Curse of the Pogo Stick by Colin Cotterill
|Curse of the Pogo Stick by Colin Cotterill|
|Reviewer: Sue Magee|
|Summary: Brilliant characters, social commentary, humour and an ingenious plot - what's not to like?|
|Buy? Yes||Borrow? Yes|
|Pages: 272||Date: November 2009|
|Publisher: Quercus Publishing|
Dr Siri Paiboun usually managed to control his reactions in front of Judge Haeng, but occasionally he forgot himself and was more insolent than usual. This time the Laos national coroner (reluctant), communist (even more reluctantly) and shaman finds himself on a road trip with the judge and the Justice Department. Nurse Dtui (pregnant and married, although not in the usual order of events) is left to run the morgue along with Mr Geung, who might, or might not be a help, but probably not in the way that you might expect. As if that wasn't enough Nurse Dtui discovers a booby-trapped corpse, there's a geriatric hit-person on the loose and Siri is kidnapped.
And why has Siri been kidnapped? Well, some local villagers are convinced that in his guise as shaman Yeh Ming he can exorcise their village of its demon. Where does that demon reside? Well, in a pogo stick of course. This is nineteen-seventies Laos and there are still many reminders of the invading American forces.
I'd better make something clear. I don't believe in shamanism and I'm quite likely to throw any book which uses it as a plot device at the wall, muttering something like 'cop out'. I particularly like my crime to rest on the believable and the explicable, the rational and the logical. Having said all that, I loved this book and I read it straight through in one (rather long) sitting. The shamanism is deeply rooted in the local culture and felt totally believable.

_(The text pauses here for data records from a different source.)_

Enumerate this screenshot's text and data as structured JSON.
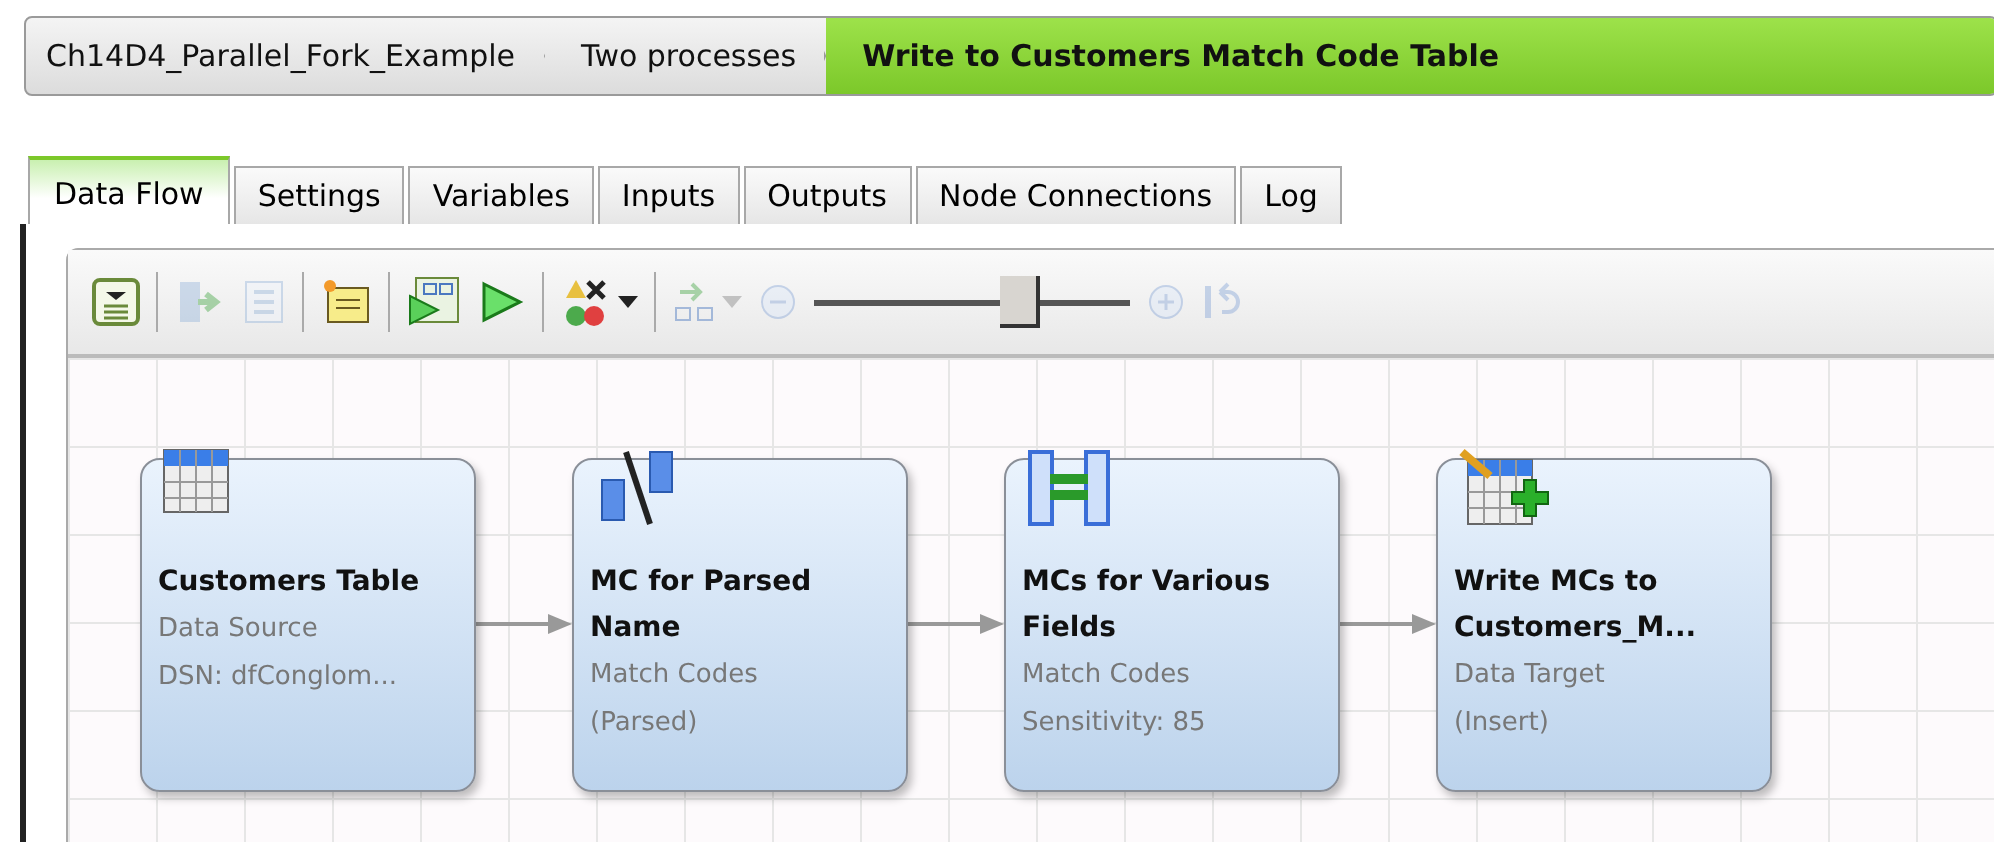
{
  "breadcrumb": [
    {
      "label": "Ch14D4_Parallel_Fork_Example",
      "selected": false
    },
    {
      "label": "Two processes",
      "selected": false
    },
    {
      "label": "Write to Customers Match Code Table",
      "selected": true
    }
  ],
  "tabs": [
    {
      "label": "Data Flow",
      "selected": true
    },
    {
      "label": "Settings",
      "selected": false
    },
    {
      "label": "Variables",
      "selected": false
    },
    {
      "label": "Inputs",
      "selected": false
    },
    {
      "label": "Outputs",
      "selected": false
    },
    {
      "label": "Node Connections",
      "selected": false
    },
    {
      "label": "Log",
      "selected": false
    }
  ],
  "toolbar": [
    {
      "kind": "details",
      "disabled": false
    },
    {
      "kind": "sep"
    },
    {
      "kind": "export",
      "disabled": true
    },
    {
      "kind": "list",
      "disabled": true
    },
    {
      "kind": "sep"
    },
    {
      "kind": "note",
      "disabled": false
    },
    {
      "kind": "sep"
    },
    {
      "kind": "runstep",
      "disabled": false
    },
    {
      "kind": "run",
      "disabled": false
    },
    {
      "kind": "sep"
    },
    {
      "kind": "validate",
      "disabled": false
    },
    {
      "kind": "sep"
    },
    {
      "kind": "layout",
      "disabled": true
    }
  ],
  "zoom": {
    "level": 0.65
  },
  "nodes": [
    {
      "kind": "table",
      "title": "Customers Table",
      "type": "Data Source",
      "detail": "DSN: dfConglom..."
    },
    {
      "kind": "parse",
      "title": "MC for Parsed Name",
      "type": "Match Codes",
      "detail": "(Parsed)"
    },
    {
      "kind": "match",
      "title": "MCs for Various Fields",
      "type": "Match Codes",
      "detail": "Sensitivity: 85"
    },
    {
      "kind": "target",
      "title": "Write MCs to Customers_M...",
      "type": "Data Target",
      "detail": "(Insert)"
    }
  ]
}
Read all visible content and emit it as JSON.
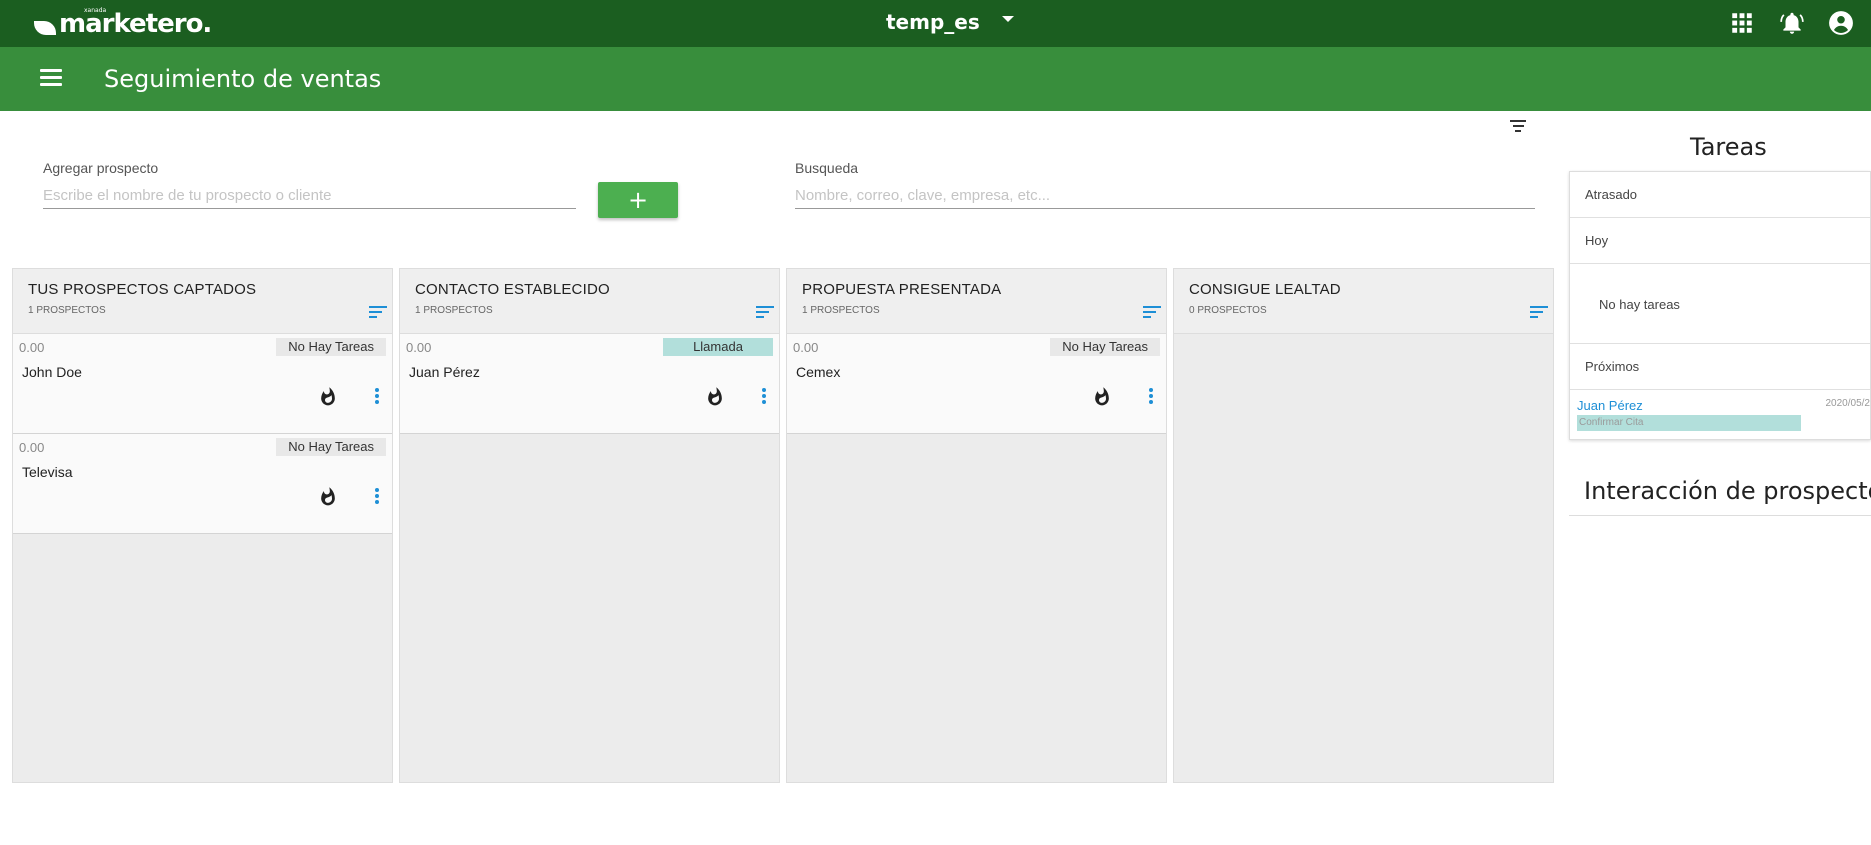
{
  "topbar": {
    "logo_text": "marketero.",
    "logo_small": "xanada",
    "account_name": "temp_es",
    "icons": [
      "apps-grid-icon",
      "notification-bell-icon",
      "account-circle-icon"
    ]
  },
  "appbar": {
    "title": "Seguimiento de ventas"
  },
  "add_prospect": {
    "label": "Agregar prospecto",
    "placeholder": "Escribe el nombre de tu prospecto o cliente",
    "value": "",
    "button_label": "+"
  },
  "search": {
    "label": "Busqueda",
    "placeholder": "Nombre, correo, clave, empresa, etc...",
    "value": ""
  },
  "columns": [
    {
      "title": "TUS PROSPECTOS CAPTADOS",
      "count": "1 PROSPECTOS",
      "cards": [
        {
          "amount": "0.00",
          "badge": "No Hay Tareas",
          "name": "John Doe"
        },
        {
          "amount": "0.00",
          "badge": "No Hay Tareas",
          "name": "Televisa"
        }
      ]
    },
    {
      "title": "CONTACTO ESTABLECIDO",
      "count": "1 PROSPECTOS",
      "cards": [
        {
          "amount": "0.00",
          "badge": "Llamada",
          "name": "Juan Pérez"
        }
      ]
    },
    {
      "title": "PROPUESTA PRESENTADA",
      "count": "1 PROSPECTOS",
      "cards": [
        {
          "amount": "0.00",
          "badge": "No Hay Tareas",
          "name": "Cemex"
        }
      ]
    },
    {
      "title": "CONSIGUE LEALTAD",
      "count": "0 PROSPECTOS",
      "cards": []
    }
  ],
  "tasks": {
    "title": "Tareas",
    "overdue_label": "Atrasado",
    "today_label": "Hoy",
    "empty_text": "No hay tareas",
    "upcoming_label": "Próximos",
    "upcoming_item": {
      "contact": "Juan Pérez",
      "date": "2020/05/2",
      "task": "Confirmar Cita"
    }
  },
  "interactions": {
    "title": "Interacción de prospectos"
  },
  "colors": {
    "topbar": "#1b5e20",
    "appbar": "#388e3c",
    "add_button": "#4caf50",
    "accent_blue": "#1e8fd6",
    "call_badge": "#b2dfdb"
  }
}
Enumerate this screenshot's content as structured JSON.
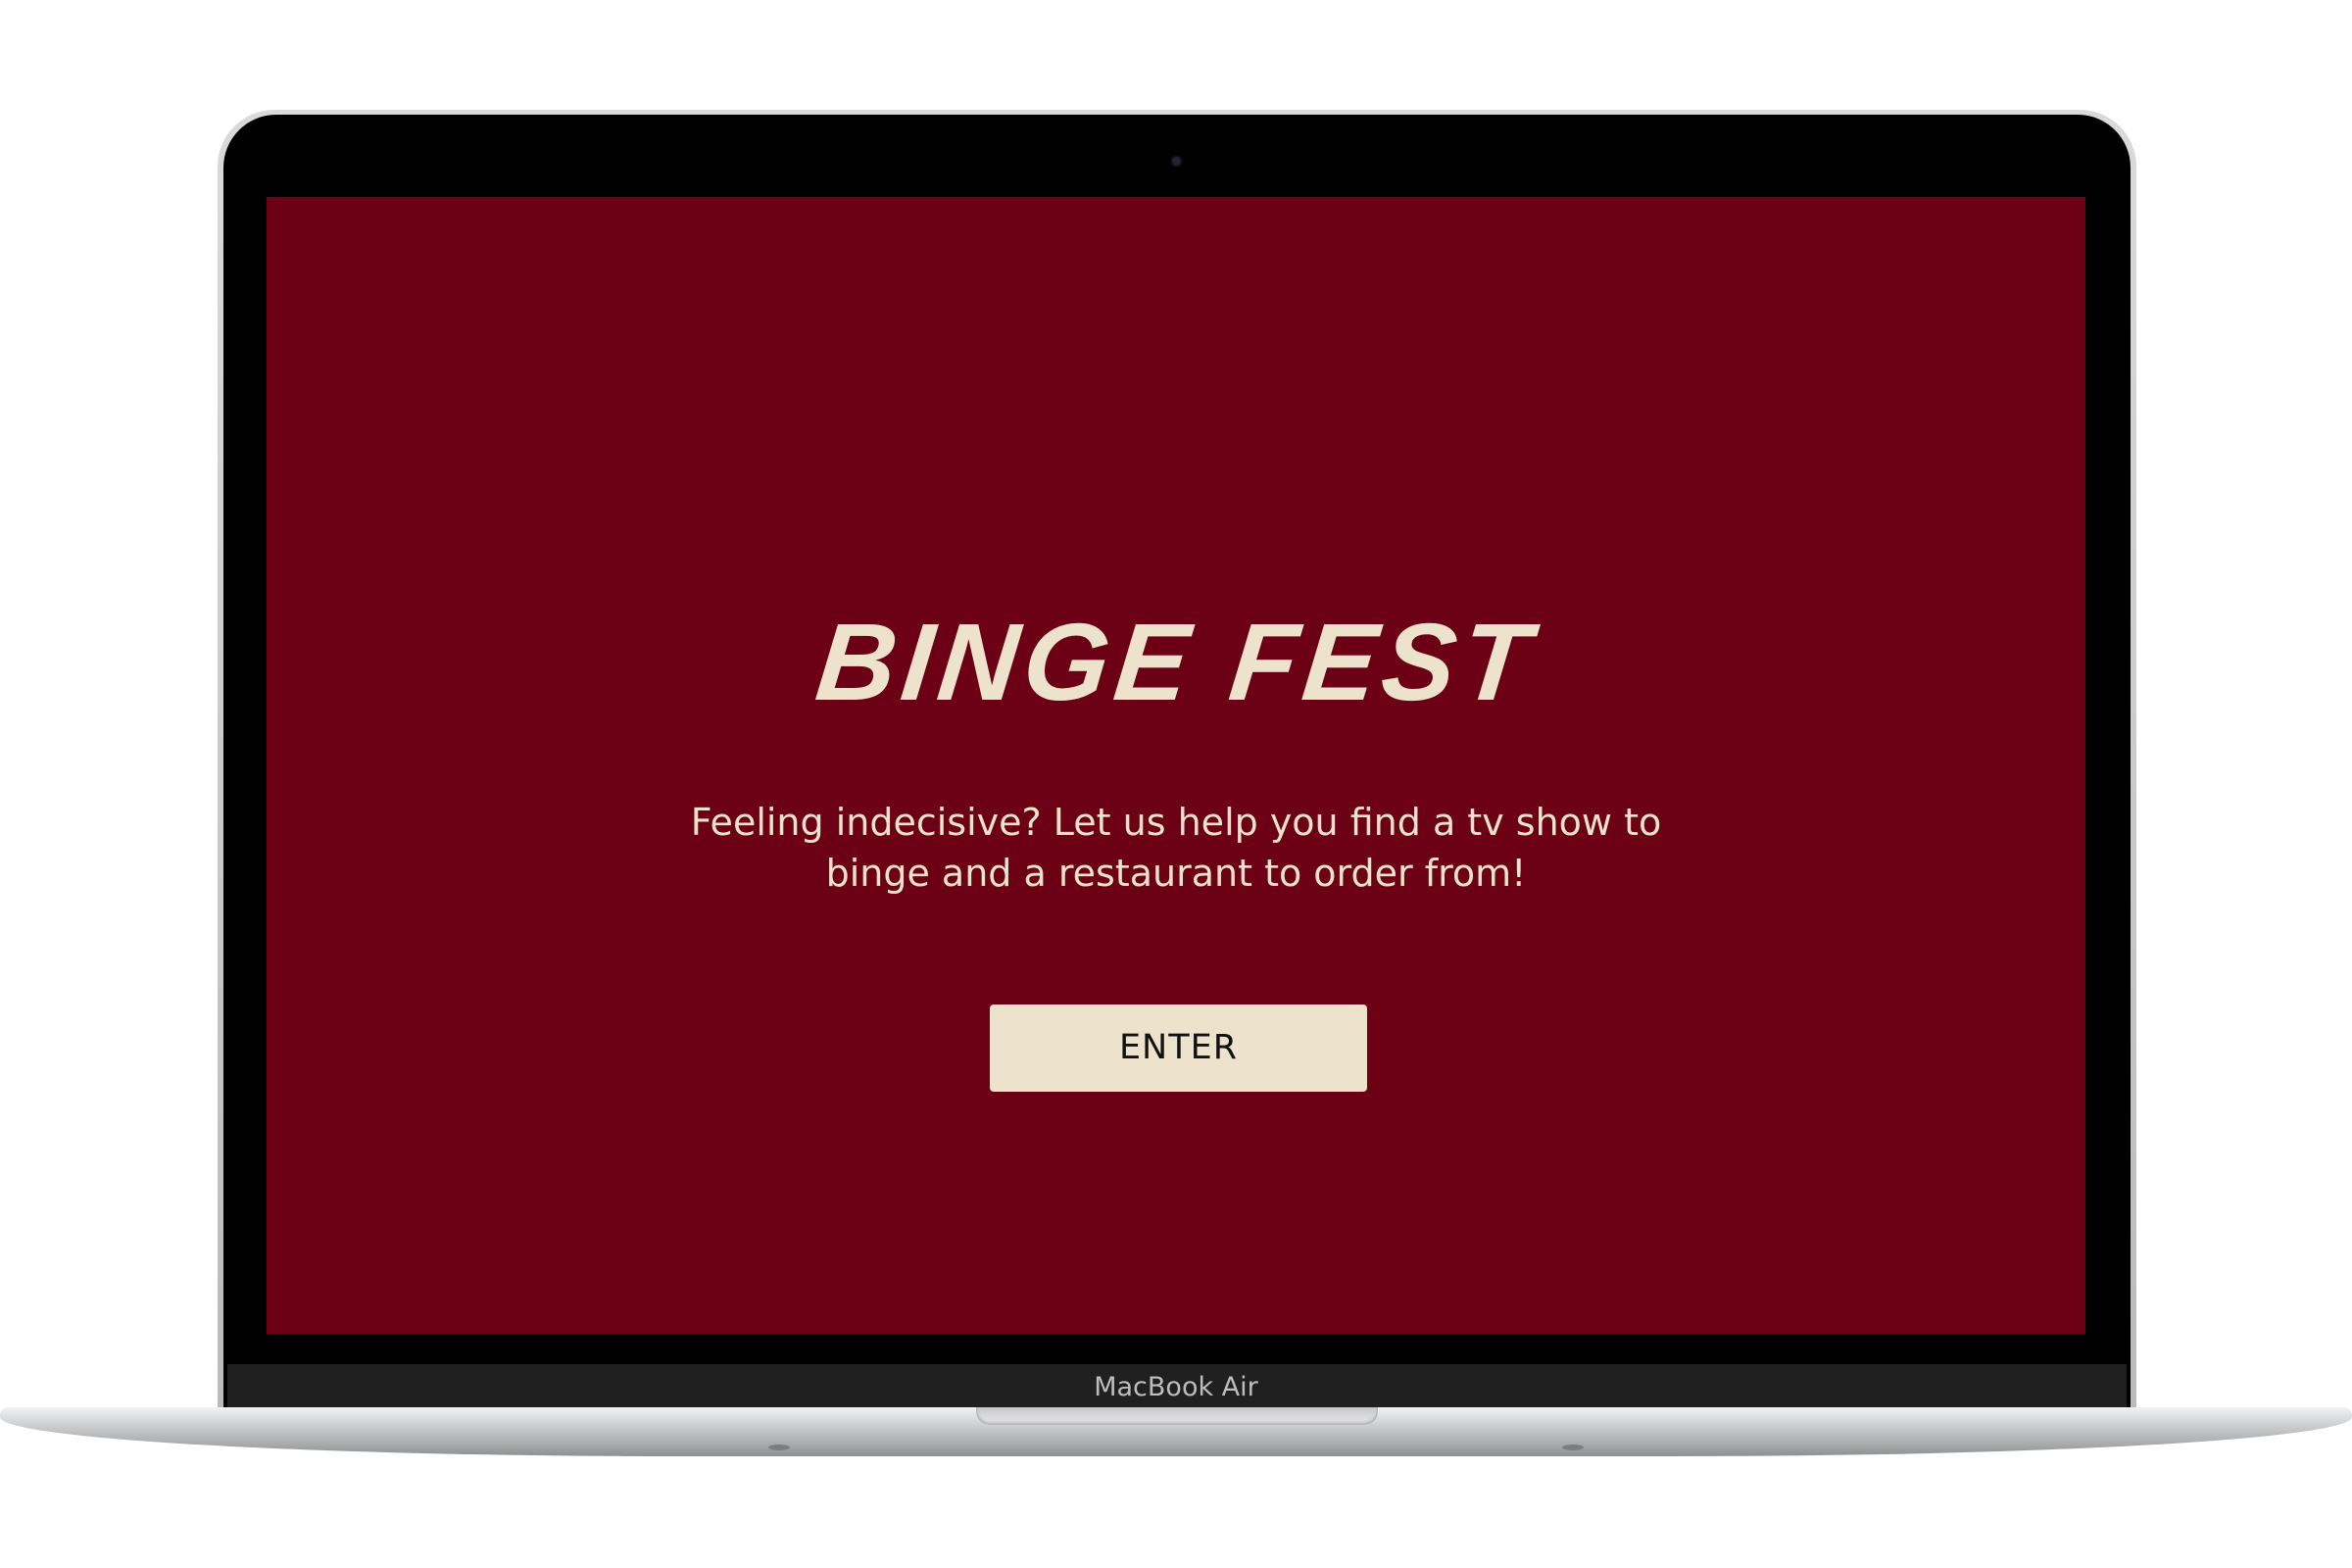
{
  "device": {
    "label": "MacBook Air"
  },
  "app": {
    "title": "BINGE FEST",
    "tagline": "Feeling indecisive? Let us help you find a tv show to binge and a restaurant to order from!",
    "enter_label": "ENTER"
  },
  "colors": {
    "background": "#6c0015",
    "text": "#ede3cc",
    "button_bg": "#ede3cc",
    "button_text": "#111111"
  }
}
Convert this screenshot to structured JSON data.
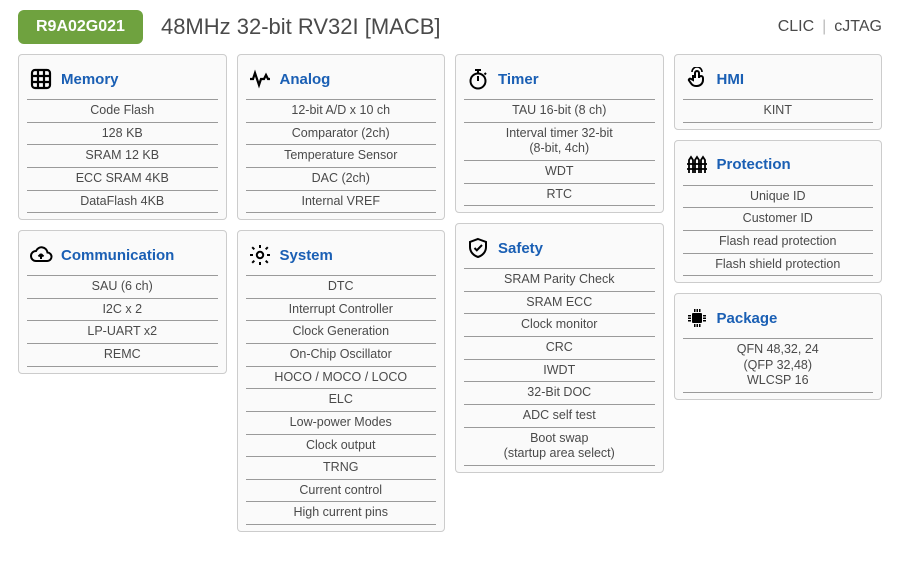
{
  "header": {
    "chip_badge": "R9A02G021",
    "title": "48MHz 32-bit RV32I [MACB]",
    "right1": "CLIC",
    "right2": "cJTAG"
  },
  "cards": {
    "memory": {
      "title": "Memory",
      "items": [
        "Code Flash",
        "128 KB",
        "SRAM 12 KB",
        "ECC SRAM 4KB",
        "DataFlash 4KB"
      ]
    },
    "analog": {
      "title": "Analog",
      "items": [
        "12-bit A/D x 10 ch",
        "Comparator (2ch)",
        "Temperature Sensor",
        "DAC (2ch)",
        "Internal VREF"
      ]
    },
    "timer": {
      "title": "Timer",
      "items": [
        "TAU 16-bit (8 ch)",
        "Interval timer 32-bit\n(8-bit, 4ch)",
        "WDT",
        "RTC"
      ]
    },
    "hmi": {
      "title": "HMI",
      "items": [
        "KINT"
      ]
    },
    "communication": {
      "title": "Communication",
      "items": [
        "SAU (6 ch)",
        "I2C x 2",
        "LP-UART x2",
        "REMC"
      ]
    },
    "system": {
      "title": "System",
      "items": [
        "DTC",
        "Interrupt Controller",
        "Clock Generation",
        "On-Chip Oscillator",
        "HOCO / MOCO / LOCO",
        "ELC",
        "Low-power Modes",
        "Clock output",
        "TRNG",
        "Current control",
        "High current pins"
      ]
    },
    "safety": {
      "title": "Safety",
      "items": [
        "SRAM Parity Check",
        "SRAM ECC",
        "Clock monitor",
        "CRC",
        "IWDT",
        "32-Bit DOC",
        "ADC self test",
        "Boot swap\n(startup area select)"
      ]
    },
    "protection": {
      "title": "Protection",
      "items": [
        "Unique ID",
        "Customer ID",
        "Flash read protection",
        "Flash shield protection"
      ]
    },
    "package": {
      "title": "Package",
      "items": [
        "QFN 48,32, 24\n(QFP 32,48)\nWLCSP 16"
      ]
    }
  }
}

Siri Paiboun is a wonderful character. I met him some time ago when I read the first book in the series – The Coroner's Lunch – and whilst it is possible to read Curse of the Pogo Stick as a stand alone novel you will find it more enjoyable if you know a little of the background to the series. Then you can fully appreciate the reluctant coroner, long past normal retirement age, who loves to play detective, despite the restrictions of the political regime, and who's about to get married to a very sexy lady who's nearly as old as him. You'll laugh and you'll cry and you'll love Siri Paiboun.
Every character comes off the page fully formed, from sensible Nurse Dtui who spots that the corpse which has arrived for autopsy is, er, rather oddly constructed, to bride-to-be Madame Daeng whose noodle shop is the pride of Vientiane, but who, in her sixties is still perfectly capable of holding her own against most men. There's not a weak character in the book. Add in the wonderful backdrop of Laos and an intriguing plot and you have a real winner.
I'd like to thank the publishers for sending a copy to the Bookbag.
We have reviewed two earlier books in this series and if this book appeals to you then you might also enjoy Disco for the Departed and Anarchy and Old Dogs – in fact you might be better reading them before Curse of the Pogo Stick. You will also love Inspector Singh Investigates: A Most Peculiar Malaysian Murder by Shamini Flint.